I’m afraid that the story here implies that weight loss doesn’t really help diabetics to reduce their risk of suffering and sudden death. That would be absolutely untrue. Making that impression will discourage overweight diabetics and hurt them. The “intensive group”, the most successful people in this study, only lost an average of 14 pounds (long term). No wonder the improvements were minimal. People who are obese and ill because of it need to lose more to get the improvements they need.
I am a behavioral therapist who helps overweight people to solve their obesity problem. Most of my clients and patients are 50 to 150 pounds overweight. Most lose 50 to 100 pounds or more and their health improves remarkably. It is not unusual for them to eliminate their symptoms of diabetes, HBP and high cholesterol, and be able to stop taking medications to control those diseases. Their health and quality of life improves remarkably.
The story leaves the impression that working to lose weight will not really help these people reduce the risk of heart disease, heart attack and stroke. That is just not true.
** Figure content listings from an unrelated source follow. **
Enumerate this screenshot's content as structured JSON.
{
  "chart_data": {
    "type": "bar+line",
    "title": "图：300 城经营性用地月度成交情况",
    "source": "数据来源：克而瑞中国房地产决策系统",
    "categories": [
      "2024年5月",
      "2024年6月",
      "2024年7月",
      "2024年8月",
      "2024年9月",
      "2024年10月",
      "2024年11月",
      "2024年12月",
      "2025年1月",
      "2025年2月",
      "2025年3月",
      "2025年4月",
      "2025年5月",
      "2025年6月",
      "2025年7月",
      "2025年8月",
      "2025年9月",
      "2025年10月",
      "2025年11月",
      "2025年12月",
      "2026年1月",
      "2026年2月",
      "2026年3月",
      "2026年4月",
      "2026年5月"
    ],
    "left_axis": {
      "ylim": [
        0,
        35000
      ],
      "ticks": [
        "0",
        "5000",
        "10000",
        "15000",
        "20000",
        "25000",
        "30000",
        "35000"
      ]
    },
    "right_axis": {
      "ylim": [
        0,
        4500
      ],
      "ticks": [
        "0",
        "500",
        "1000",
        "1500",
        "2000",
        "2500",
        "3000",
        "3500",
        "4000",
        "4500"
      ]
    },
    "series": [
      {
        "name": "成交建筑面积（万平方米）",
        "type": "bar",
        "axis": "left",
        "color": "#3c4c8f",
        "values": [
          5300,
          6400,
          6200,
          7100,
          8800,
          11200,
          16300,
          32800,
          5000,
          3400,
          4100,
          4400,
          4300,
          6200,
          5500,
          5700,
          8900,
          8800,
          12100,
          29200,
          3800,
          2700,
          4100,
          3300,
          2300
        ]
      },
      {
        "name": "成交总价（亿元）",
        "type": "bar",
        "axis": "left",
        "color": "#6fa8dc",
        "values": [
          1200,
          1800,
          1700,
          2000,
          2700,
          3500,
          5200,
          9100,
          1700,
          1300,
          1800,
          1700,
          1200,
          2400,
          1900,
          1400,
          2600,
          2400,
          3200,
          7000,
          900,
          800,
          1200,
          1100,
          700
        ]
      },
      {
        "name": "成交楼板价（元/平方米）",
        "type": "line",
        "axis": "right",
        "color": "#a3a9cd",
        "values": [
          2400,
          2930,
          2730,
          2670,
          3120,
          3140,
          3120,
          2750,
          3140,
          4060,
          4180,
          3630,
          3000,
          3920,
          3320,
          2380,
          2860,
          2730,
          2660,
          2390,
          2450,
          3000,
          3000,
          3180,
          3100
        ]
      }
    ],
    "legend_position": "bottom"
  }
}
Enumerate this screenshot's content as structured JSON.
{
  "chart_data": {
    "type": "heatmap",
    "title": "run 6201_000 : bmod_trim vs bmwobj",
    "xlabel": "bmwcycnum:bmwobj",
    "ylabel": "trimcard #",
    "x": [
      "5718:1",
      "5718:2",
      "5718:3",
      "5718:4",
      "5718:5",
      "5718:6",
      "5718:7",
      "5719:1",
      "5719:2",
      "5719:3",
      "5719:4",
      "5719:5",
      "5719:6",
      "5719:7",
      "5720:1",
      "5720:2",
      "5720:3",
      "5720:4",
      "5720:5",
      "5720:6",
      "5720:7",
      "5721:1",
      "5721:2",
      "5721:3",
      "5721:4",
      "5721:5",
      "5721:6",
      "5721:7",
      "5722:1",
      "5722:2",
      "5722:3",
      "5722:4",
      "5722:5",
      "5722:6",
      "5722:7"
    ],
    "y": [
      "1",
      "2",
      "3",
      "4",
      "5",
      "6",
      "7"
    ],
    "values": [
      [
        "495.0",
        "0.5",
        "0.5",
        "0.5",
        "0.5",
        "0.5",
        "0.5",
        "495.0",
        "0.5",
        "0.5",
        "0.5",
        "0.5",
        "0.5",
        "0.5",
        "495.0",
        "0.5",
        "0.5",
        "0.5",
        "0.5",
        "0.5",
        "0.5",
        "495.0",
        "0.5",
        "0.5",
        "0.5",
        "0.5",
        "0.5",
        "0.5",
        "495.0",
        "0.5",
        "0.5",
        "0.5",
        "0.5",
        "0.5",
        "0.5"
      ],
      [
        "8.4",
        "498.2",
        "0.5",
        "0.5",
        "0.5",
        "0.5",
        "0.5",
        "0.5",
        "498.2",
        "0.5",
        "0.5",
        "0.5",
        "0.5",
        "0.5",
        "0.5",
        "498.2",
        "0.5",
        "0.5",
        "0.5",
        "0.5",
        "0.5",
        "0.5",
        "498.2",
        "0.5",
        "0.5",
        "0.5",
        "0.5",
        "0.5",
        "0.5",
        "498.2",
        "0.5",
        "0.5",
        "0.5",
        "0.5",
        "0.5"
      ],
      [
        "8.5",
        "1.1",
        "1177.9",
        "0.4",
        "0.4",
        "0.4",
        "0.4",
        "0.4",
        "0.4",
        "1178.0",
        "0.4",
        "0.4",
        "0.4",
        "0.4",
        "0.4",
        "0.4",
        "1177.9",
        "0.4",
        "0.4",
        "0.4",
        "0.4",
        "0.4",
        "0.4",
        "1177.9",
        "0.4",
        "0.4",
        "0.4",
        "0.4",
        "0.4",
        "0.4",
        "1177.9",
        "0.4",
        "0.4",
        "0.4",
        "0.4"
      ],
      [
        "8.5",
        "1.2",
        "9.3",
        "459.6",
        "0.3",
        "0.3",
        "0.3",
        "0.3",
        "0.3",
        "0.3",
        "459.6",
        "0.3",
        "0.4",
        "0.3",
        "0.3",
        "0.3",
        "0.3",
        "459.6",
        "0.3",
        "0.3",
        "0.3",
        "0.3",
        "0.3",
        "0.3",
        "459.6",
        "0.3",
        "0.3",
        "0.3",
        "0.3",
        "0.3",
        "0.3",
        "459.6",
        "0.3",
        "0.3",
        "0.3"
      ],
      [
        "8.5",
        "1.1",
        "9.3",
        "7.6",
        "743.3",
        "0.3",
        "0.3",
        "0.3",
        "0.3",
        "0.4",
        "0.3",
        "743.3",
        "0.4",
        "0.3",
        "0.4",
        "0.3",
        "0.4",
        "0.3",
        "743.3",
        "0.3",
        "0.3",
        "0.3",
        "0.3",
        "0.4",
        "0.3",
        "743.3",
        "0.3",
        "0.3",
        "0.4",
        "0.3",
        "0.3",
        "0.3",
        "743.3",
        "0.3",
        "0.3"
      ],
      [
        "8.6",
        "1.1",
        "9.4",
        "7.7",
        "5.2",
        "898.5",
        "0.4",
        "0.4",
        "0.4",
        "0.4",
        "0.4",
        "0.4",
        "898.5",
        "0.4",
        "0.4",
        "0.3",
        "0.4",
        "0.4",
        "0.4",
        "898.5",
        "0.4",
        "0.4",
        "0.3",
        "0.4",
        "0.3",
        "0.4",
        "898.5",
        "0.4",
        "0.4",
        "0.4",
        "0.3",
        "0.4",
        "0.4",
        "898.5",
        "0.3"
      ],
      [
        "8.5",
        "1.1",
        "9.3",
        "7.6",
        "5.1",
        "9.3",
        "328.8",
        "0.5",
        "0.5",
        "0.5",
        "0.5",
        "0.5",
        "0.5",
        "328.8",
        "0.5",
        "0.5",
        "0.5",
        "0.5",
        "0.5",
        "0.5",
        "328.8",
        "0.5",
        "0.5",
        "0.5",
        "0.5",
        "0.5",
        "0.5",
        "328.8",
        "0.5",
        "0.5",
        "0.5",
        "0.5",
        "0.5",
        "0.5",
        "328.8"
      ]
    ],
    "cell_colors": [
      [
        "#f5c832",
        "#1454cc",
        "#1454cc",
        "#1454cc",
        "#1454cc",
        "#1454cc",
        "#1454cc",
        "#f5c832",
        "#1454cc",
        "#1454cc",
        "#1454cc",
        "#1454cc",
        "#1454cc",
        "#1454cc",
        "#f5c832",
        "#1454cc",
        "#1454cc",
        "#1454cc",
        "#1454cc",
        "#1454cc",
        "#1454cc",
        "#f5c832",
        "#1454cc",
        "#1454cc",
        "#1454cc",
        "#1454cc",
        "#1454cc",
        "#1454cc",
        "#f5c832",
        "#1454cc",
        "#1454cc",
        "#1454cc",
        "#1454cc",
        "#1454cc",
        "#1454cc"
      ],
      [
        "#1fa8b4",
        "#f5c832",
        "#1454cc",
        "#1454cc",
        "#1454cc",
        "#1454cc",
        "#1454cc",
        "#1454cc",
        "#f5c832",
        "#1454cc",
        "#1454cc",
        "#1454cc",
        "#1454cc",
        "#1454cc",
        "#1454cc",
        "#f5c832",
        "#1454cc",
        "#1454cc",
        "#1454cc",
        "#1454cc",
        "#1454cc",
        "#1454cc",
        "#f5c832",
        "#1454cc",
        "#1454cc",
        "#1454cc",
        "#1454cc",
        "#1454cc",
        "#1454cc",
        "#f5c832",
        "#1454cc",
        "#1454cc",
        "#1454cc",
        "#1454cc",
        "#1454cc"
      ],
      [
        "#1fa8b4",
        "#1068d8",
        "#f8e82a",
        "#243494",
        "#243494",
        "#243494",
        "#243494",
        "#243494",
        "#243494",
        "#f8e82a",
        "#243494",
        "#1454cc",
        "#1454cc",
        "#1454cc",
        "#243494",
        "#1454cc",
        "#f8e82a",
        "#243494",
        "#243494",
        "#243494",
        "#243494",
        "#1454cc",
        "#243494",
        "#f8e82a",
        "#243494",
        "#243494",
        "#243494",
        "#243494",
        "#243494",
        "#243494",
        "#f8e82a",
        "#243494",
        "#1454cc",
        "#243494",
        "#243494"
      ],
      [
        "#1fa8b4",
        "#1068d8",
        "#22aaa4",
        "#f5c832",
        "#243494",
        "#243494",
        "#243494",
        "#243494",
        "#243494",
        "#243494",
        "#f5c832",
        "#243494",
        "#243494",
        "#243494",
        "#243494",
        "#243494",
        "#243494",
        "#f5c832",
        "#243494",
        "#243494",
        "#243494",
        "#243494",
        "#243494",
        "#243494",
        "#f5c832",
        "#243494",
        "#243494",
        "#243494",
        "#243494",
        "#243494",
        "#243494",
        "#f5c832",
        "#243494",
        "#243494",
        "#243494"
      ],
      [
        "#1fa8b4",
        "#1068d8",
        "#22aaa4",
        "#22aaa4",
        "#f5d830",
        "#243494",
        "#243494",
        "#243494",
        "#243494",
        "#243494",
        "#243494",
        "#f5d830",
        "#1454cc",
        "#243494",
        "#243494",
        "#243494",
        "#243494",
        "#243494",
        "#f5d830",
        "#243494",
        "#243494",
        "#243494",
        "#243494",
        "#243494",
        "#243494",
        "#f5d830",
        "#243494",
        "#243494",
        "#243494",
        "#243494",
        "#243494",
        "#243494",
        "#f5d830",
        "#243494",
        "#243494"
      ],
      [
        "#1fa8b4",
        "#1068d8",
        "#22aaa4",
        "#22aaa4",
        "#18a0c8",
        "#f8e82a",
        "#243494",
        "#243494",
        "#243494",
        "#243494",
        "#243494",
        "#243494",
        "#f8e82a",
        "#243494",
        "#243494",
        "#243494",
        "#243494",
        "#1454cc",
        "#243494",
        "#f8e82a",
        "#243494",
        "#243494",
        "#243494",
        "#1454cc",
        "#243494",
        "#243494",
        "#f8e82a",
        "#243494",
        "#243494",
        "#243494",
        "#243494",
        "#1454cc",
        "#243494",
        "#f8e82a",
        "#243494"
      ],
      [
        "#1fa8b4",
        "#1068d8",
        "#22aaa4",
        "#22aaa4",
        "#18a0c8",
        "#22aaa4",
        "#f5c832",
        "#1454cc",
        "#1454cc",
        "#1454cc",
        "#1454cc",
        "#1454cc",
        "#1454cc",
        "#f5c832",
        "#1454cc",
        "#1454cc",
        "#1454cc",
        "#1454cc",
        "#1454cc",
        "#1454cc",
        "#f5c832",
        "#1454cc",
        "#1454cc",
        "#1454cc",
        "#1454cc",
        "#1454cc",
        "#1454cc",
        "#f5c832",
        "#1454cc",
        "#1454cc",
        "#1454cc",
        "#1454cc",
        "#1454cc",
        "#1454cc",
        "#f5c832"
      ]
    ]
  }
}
You risk discouraging people who can reduce their suffering and risk of sudden death. You will hurt people unless you correct this false impression.
William Anderson, LMHC
Licensed Counselor and Weight Loss Expert
Author of “The Anderson Method – Secrets of Permanent Weight Loss”
A new treatment for weight loss also has tremendous impacts on diabetic HbA1c levels
ADA Poster Presentation Abstract
Lorcaserin, a selective 5-HT2C agonist, was recently approved for weight management in conjunction with lifestyle modification in obese patients (BMI ≥30) and overweight patients (BMI ≥27) with at least one co-morbidity. In patients without diabetes, proportions achieving ≥5% weight loss and absolute weight loss at Week (W)52 for lorcaserin vs. placebo were 47 vs. 23% and 5.8 vs. 2.5kg respectively (MITT-LOCF). In patients with type 2 diabetes mellitus (T2DM) results were 38 vs.16% and 4.7 vs.1.6kg respectively.
To limit exposure and maximize benefit the predictive value for >5% W52 weight loss was assessed at W12. Patients not losing at least 5% at W12 (non-responders) should be discontinued.
Proportions of responders without diabetes lorcaserin vs. placebo were 49.3 vs. 22.6%. W52 weight loss in lorcaserin responders without diabetes was 10.6kg (23 lbs) with 86% and 50% achieving at least 5% and 10% weight loss respectively.
Proportions of responders with T2DM lorcaserin vs. placebo were 35.9 vs. 11.5%. W52 weight loss in lorcaserin responders with T2DM was 9.3kg (20 lbs) with 71% and 36% achieving 5% and 10% weight loss. W52 reductions in FPG and A1C in lorcaserin responders with T2DM were 29.3mg/dL and 1.2%. W52 reductions in systolic and diastolic BP and heart rate were 3.4mmHg 2.5mmHg and 2.5BPM in lorcaserin responders without diabetes and 2.6mmHg 1.9mmHg and
3.2BPM in lorcaserin responders with T2DM.
Achievement of ≥5% weight loss by W12 is a strong predictor of robust one-year lorcaserin responses in weight cardiovascular vital signs and glycemia.
How does this study relate to the totality of this special set group? It seems the down-select makes this a fairly small fraction of the total population. First, only those individuals that were sufficiently motivated to begin the study started. What fraction of all contacted individuals began the study? Then, all non-responders at W12 were dropped. What was that fraction of initial participants that were excluded? Then, only 50% of that very select group achieved a ten percent goal even for one year. What would be the fraction of “one year successes” divided by number contacted for the study?
You cant rely on drugs and procedures for everything. Eating better and exercising more are probably the best things you can do for diabetes. They have really helped me.
Thank you for providing a dissenting viewpoint. Most other articles are simple regurgitations of the study, without considering all sides of the story.